The vmaf-tune auto CLI gains three new flags:

  • --execute (store_true, default False) — enables execute mode; plan-only is unchanged when absent.
  • --runs-dir PATH (default runs/) — destination for encoded files and tune_results.jsonl.
  • --execute-all (store_true) — run every plan cell rather than only the selected winner.

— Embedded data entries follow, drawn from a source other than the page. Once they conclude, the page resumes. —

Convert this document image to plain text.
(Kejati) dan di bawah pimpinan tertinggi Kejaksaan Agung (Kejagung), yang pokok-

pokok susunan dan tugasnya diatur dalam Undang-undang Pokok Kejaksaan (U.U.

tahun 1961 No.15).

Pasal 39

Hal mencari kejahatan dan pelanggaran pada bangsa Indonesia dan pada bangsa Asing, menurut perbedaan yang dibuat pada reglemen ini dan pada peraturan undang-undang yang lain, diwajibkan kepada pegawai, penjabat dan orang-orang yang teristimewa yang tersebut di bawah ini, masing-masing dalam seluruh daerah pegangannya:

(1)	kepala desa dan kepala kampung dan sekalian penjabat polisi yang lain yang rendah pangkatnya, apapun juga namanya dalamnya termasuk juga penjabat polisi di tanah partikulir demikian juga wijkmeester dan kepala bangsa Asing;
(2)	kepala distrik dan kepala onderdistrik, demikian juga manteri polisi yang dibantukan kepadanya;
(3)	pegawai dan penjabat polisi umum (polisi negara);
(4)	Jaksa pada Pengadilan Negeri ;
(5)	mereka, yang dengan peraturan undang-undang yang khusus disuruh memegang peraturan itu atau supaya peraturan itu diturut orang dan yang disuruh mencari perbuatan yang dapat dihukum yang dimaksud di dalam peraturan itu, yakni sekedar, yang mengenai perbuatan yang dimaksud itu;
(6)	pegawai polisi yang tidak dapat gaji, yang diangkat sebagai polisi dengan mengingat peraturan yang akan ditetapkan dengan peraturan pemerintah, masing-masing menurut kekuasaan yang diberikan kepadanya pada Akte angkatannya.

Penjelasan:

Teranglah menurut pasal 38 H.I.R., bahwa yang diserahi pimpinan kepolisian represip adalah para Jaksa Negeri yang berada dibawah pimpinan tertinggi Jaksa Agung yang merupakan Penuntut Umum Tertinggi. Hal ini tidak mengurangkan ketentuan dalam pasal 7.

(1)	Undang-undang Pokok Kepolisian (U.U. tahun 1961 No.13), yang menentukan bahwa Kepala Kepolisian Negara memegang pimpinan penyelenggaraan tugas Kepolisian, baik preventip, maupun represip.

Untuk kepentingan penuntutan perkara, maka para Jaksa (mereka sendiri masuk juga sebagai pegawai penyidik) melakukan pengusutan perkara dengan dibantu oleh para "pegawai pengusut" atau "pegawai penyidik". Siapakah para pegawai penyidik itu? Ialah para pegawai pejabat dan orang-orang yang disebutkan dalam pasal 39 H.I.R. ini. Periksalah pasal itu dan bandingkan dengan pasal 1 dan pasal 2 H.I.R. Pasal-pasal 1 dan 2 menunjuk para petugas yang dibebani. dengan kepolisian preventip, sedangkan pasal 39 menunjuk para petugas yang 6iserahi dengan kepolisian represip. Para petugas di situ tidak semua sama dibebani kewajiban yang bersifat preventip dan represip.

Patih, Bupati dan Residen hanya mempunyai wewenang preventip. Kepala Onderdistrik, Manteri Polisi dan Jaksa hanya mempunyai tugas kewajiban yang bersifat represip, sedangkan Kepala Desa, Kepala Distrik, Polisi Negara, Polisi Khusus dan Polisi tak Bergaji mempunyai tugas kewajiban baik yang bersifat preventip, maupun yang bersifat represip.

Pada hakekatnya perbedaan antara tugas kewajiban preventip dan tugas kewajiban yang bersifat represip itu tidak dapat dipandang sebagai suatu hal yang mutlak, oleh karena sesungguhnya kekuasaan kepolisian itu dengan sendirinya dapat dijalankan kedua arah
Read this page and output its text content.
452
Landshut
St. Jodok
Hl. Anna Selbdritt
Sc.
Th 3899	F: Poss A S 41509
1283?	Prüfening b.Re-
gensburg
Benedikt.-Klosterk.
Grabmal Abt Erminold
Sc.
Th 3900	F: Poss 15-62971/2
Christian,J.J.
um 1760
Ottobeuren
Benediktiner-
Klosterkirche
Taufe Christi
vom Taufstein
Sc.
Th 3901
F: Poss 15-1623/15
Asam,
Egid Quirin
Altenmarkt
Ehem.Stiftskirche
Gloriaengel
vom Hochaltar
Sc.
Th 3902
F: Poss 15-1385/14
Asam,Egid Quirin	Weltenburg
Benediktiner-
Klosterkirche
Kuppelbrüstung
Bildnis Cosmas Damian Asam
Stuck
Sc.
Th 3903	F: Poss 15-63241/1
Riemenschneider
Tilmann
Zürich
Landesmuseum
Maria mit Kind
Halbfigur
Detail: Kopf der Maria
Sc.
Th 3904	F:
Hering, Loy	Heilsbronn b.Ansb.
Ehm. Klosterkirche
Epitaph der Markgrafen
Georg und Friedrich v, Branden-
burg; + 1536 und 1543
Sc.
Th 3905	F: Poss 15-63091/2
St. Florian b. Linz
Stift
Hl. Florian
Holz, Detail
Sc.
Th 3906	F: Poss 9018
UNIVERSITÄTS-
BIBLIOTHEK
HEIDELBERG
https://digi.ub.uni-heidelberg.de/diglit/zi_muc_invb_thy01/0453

Output format is JSONL (not Parquet) to preserve the zero-dependency invariant. A future optional [execute] extra can add pyarrow for operators who want Parquet column-store output; that is out of scope for this ADR.

Alternatives considered

Option Pros Cons Why not chosen
Parquet via pyarrow (mandatory dep) Native columnar; best for downstream ML Breaks zero-dep install; large binary dep Zero-dep invariant is a deliberate design choice (pyproject.toml)
Parquet via pyarrow (optional extra) Same columnar benefit; install-optional Adds a new [execute] extra, more complex install matrix Can be added later; not needed for Phase F unblock
CSV Universally readable No native null support; schema fragile with feature columns JSONL handles variable feature sets (cambi-only vs full CANONICAL6) naturally
JSONL (chosen) Zero new deps; consistent with corpus.py; null-safe Not columnar; conversion step for ML consumers Correct choice for v1; Parquet layer is additive
Embed in auto.py rather than a new module Fewer files auto.py is already large; mixing planning + execution concerns Separation of concerns; executor.py is independently testable

Consequences

  • Positive: vmaf-tune auto --execute is now a self-contained plan+run verb; operators get a JSONL file with encode size, encode time, VMAF score, and per-feature aggregates without any manual post-processing.
  • Positive: The subprocess boundary is a clean test seam — test_executor.py achieves 100% path coverage without FFmpeg or the vmaf binary.
  • Positive: tune_results.jsonl appends on each run, so partial runs and incremental re-runs do not overwrite previous results.
  • Negative: JSONL is not columnar; downstream ML consumers that want efficient column reads need a one-off conversion (polars.read_ndjson / pyarrow table conversion).
  • Neutral: --execute is off by default; existing auto callers are unaffected.
  • Neutral: follow-up work can add saliency-aware per-shot execution (the other open Phase F item) as a second call to run_plan gated by the plan's saliency short-circuit metadata.

References

  • ADR-0325: vmaf-tune auto Phase F decision tree.
  • ADR-0364: Phase F adaptive recipe and confidence-aware tuning.
  • ADR-0428: Plan winner selection (metadata.winner + cells[].selected).
  • .workingdir2/OPEN.md lines 184–188: Phase F remaining work (real encode/score execution).
  • req: per user direction in agent task brief 2026-05-16, Phase F execute scaffolding.